The main character, O'Hara, is based on the real-life Anglo-Canadian Jewish adventurer Morris Abraham "Two-Gun" Cohen. During the early 1930s, Cohen ran guns for various warlords in mainland China.

This is reported to be the first film to use foam latex prosthetics. Makeup artist Charles Gemora applied sponge rubber eyelids for one of the actors.

==Reception==
Writing for The Spectator in 1936, Graham Greene gave the film a mildly good review, calling it "as good as anything to be seen on the screen in London". Greene noted that it was "a melodrama of more than usual skill", but criticized the end of the film and suggested that but for the "rather ludicrous ending, this would have been one of the best 'thrillers' for some years".

John Howard Reid called it one of the fifty finest films Hollywood ever made.

==Awards and nominations==
The movie was nominated for Academy Awards for Best Actor in a Supporting Role (Akim Tamiroff), Best Cinematography, and Best Music, Score.

==In popular culture==
In 1938 an animated cartoon, called The Major Lied Till Dawn, was produced by Leon Schlesinger Productions.

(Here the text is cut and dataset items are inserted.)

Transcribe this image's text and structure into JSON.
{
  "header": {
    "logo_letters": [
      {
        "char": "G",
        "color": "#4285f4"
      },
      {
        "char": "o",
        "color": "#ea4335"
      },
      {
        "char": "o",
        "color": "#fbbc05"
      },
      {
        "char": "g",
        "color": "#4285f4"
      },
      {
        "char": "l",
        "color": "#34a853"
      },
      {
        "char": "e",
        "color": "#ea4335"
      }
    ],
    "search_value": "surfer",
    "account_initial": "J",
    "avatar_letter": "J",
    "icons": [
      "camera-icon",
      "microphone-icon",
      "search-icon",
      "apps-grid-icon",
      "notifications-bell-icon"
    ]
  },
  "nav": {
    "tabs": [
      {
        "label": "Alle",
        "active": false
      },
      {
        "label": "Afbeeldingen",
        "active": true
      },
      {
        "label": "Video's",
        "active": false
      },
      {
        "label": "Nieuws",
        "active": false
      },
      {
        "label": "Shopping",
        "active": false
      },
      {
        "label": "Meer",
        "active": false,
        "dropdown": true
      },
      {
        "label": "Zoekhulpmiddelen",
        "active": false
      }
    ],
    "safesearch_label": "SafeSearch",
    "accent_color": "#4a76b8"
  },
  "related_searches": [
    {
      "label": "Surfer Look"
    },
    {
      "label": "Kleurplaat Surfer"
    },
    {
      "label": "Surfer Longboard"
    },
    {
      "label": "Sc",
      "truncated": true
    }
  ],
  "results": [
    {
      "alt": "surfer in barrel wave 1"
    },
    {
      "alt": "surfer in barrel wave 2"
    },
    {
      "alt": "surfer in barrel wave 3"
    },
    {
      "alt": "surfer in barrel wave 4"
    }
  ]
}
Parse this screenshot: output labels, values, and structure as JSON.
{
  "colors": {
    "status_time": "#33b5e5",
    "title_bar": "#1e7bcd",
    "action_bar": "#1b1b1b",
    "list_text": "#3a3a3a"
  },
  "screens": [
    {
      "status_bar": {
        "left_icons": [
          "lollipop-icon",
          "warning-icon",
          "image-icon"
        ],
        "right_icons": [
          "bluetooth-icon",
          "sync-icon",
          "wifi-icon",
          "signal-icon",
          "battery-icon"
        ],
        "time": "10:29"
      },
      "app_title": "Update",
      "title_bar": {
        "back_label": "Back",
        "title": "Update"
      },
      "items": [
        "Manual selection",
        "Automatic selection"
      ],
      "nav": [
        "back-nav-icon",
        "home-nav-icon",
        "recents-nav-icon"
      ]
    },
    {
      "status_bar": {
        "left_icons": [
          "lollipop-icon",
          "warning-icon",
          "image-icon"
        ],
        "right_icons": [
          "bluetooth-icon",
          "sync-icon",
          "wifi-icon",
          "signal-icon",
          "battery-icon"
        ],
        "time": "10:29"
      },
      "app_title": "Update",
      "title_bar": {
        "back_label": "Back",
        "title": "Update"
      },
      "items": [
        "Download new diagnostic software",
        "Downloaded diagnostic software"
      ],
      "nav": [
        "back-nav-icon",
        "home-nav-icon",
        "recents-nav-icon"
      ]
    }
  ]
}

In it, a major tells tall tales about his hunting adventures to a boy who resembles Freddie Bartholomew. The character of the major may have been influenced by Colonel Heeza Liar.

A third-season episode of the TV show M*A*S*H was entitled "The General Flipped at Dawn" (broadcast September 10, 1974). In the episode, Harry Morgan appears as Major General Bartford Hamilton Steele, a batty general who is convinced that the 4077th needs to move closer to the front lines, to be near the action. (Morgan formally joined the cast of M*A*S*H in Season Four as the much-saner Colonel Sherman T. Potter.)